Total N. American rail traffic last week leaped to the highest levels in the 5 years I began tracking the series here. At 733k carloads it passed the previous highs despite both oil/chemical shipments and coal shipments falling slightly. Strength was seen in intermodal, auto, metals and stone products. The metal and stone product categories sit at or just below multi year record levels. Think retailers beginning to stock shelves for xmas season and construction beginning to pick up when absorbing the increases. As for the carriers, $BNI and $CNI saw their traffic also reach the highest level since I began tracking the series.

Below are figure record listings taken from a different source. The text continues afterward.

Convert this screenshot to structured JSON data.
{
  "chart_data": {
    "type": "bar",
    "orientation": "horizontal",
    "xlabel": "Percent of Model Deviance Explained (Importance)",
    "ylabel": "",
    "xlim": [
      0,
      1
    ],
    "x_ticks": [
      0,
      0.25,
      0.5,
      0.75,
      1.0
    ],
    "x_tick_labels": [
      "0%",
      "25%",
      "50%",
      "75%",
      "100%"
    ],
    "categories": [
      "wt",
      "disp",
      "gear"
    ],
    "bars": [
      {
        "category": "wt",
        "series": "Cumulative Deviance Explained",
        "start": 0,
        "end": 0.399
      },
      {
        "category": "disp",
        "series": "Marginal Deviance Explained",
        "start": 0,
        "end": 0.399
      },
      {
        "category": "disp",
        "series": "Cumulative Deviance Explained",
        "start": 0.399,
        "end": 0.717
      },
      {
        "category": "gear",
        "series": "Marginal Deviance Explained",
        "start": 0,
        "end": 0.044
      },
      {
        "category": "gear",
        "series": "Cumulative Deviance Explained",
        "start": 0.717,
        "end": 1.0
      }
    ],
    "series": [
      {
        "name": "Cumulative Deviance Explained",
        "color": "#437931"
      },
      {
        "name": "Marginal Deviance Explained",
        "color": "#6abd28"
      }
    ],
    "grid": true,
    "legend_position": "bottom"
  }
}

This is an extremely encouraging rail report. Now, the one caution I would urge is that this is the first reporting week post Labor Day so we always see a rebound in traffic. BUT, the size and degree of the rebound is not something we have seen in the last several years. It will bear watching this week to see if this is just pull forward or something else. Now, typically rail traffic will rise slightly or flatten over the next 3-4 weeks and then begin a gradual decline through the end of the year. That is the historic pattern so anything that happens will be measured against that pattern.
Here is the coal/oil ($USO) ($KOL)comp chart:
If we go back both YOY and to the previous high overall level, we’ll find that the oil/coal combination is essentially flat so that tells us even more affirmatively that the rail traffic growth is organic growth in the US economy, not some structural energy shift that is goosing #’s.